No seven-year-old talks that way, but as Lucy told it and as her scribe, Ms. Coray,
reported it, Joseph was God’s chosen messenger and was to be remembered as one who acted
the part, even as a child. Unfortunately, none of these tales are true. Lucy was beside herself to
see her son in pain and was literally carried out of the house crying uncontrollably.
The other story that was reported by LDS historians, taken from Coray’s account of
what she gained from her interviews with the grieving Lucy Smith, was concerning Joseph’s
refusal to “drink some brandy,” or “take some wine.” Lucy said (according to Coray’s notes)
that the doctor tried to give Joseph some wine saying, “You must take something, or you
can never endure the severe operation to which you must be subjected,” to which Joseph
supposedly responded, “No! I will not touch one particle of liquor.”^12 These details are
completely false and again came from a grieving Lucy some thirty years later, attempting to
aggrandize the son that had just been murdered by the world.

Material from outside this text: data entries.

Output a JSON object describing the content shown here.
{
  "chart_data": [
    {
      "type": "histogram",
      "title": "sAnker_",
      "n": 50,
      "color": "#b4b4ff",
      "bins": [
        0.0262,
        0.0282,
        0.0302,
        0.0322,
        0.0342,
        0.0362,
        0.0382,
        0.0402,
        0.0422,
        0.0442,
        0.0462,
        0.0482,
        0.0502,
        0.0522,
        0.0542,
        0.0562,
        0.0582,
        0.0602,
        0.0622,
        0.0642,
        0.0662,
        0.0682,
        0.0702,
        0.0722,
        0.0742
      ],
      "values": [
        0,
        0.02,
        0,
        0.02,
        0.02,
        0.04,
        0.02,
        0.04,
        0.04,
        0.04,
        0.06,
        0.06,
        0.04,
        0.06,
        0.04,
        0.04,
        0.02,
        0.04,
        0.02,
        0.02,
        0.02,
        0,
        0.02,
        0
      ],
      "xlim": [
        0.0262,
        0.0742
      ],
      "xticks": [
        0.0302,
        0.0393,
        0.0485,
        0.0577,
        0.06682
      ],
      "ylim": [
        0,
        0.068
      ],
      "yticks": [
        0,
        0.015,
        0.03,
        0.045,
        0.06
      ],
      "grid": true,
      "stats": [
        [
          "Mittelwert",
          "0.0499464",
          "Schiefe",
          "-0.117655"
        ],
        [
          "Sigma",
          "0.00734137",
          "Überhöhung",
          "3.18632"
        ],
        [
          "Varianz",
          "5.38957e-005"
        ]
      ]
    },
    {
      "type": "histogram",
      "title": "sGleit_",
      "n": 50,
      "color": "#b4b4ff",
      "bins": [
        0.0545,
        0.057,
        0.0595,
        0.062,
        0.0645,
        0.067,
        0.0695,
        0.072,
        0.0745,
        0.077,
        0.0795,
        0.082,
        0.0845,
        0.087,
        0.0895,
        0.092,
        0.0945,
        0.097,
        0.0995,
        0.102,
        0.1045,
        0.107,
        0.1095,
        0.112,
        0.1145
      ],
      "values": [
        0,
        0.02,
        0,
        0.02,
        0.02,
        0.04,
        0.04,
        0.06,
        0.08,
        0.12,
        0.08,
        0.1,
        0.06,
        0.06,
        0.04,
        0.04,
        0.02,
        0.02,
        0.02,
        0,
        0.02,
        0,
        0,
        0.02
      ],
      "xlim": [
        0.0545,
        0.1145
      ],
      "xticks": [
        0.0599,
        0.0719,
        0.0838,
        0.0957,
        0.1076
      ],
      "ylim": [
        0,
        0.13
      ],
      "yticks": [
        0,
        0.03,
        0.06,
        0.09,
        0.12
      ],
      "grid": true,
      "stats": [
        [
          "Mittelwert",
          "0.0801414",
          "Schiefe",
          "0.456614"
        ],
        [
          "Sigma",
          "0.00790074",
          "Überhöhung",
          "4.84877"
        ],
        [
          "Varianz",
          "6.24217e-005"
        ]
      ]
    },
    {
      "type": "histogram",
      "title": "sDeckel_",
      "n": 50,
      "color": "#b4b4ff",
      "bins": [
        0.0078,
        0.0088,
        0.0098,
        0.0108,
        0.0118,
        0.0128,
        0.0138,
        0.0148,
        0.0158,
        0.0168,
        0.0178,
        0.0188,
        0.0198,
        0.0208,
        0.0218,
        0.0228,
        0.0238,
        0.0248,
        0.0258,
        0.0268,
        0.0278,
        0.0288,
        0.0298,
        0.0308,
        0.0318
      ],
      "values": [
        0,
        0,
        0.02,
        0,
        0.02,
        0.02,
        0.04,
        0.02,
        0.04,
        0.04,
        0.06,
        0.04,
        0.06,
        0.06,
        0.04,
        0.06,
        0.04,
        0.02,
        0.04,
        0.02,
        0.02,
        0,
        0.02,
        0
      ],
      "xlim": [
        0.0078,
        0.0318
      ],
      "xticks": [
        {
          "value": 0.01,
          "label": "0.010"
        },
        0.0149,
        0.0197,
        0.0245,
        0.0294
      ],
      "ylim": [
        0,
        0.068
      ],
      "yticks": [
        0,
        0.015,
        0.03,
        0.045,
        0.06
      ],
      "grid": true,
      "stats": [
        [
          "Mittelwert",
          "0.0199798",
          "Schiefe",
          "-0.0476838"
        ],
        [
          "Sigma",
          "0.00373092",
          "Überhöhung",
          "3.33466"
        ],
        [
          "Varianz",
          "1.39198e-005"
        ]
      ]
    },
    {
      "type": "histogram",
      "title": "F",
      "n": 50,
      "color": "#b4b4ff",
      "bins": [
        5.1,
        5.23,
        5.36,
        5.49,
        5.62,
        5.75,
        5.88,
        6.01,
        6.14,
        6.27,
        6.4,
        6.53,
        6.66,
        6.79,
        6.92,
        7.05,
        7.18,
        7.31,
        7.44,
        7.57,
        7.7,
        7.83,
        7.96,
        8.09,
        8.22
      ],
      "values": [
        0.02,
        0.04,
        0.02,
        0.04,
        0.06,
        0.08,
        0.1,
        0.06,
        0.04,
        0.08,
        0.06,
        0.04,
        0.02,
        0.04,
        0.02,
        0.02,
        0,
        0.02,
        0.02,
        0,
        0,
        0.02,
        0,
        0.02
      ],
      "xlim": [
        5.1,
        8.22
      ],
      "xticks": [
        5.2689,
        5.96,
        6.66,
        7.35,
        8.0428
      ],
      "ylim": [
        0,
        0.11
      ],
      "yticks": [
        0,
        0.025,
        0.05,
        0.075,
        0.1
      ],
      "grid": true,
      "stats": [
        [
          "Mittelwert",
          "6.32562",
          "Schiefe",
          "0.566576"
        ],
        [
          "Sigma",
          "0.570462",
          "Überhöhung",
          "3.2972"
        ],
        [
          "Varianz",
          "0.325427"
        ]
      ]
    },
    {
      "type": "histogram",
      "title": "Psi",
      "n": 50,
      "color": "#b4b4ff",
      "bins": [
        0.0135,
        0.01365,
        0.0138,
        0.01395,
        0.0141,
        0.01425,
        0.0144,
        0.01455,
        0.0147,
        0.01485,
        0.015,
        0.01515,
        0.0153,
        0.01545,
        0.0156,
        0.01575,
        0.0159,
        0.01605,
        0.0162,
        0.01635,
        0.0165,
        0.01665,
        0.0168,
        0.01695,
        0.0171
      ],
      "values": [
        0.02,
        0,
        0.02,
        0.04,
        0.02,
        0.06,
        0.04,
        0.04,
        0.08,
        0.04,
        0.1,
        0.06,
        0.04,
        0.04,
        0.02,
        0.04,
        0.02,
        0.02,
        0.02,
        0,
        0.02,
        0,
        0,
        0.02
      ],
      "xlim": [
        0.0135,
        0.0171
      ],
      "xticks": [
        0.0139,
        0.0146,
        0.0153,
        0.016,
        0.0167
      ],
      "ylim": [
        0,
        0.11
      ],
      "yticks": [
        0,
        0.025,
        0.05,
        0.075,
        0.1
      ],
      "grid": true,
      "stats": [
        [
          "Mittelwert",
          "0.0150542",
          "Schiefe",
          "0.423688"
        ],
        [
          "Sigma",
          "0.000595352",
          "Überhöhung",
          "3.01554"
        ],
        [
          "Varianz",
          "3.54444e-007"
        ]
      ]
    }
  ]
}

Joseph’s father, Joseph Sr., was a heavy drinker who often found solace in the
bottle to massage the weaknesses he felt from his many personal and business failures.
There was liquor in the house, but it wasn’t wine. It was whiskey. Joseph trusted his
father to know what was best for him; so when his father brought out his bottle of
whiskey and told Joseph to drink some to ease the pain he was about to feel, Joseph took
the bottle and tried to drink it. Anyone who hasn’t developed an acquired taste for
alcohol would understand what happened next. Joseph spit the whisky out of his mouth
and onto his father, crying, “I can’t drink that Father! Please just hold me tight!”
His mother’s only reference to the assumptions she would make about what occurred,
came from what she gathered from being outside the house where she had just been forcefully
evicted, only overhearing Joseph’s cries. That’s all she knew about the incident.


Joseph Let Them Believe What They Wanted


Because of his role to be to the people whatever they wanted him to be—according
to their desires and free will and for their sake—Joseph never disputed any legend the
people wanted to believe about him and which, in their minds, supported him as their
“Moses.” In fact, on more than one occasion Joseph would say in private to some of his
closest associates, “Let them believe what they want about me if it serves for their good. ”^13
Is there any wonder why most of his closest friends left him and called him a fallen prophet,
thinking him to be vain or willing to let a “lie” stand without correction?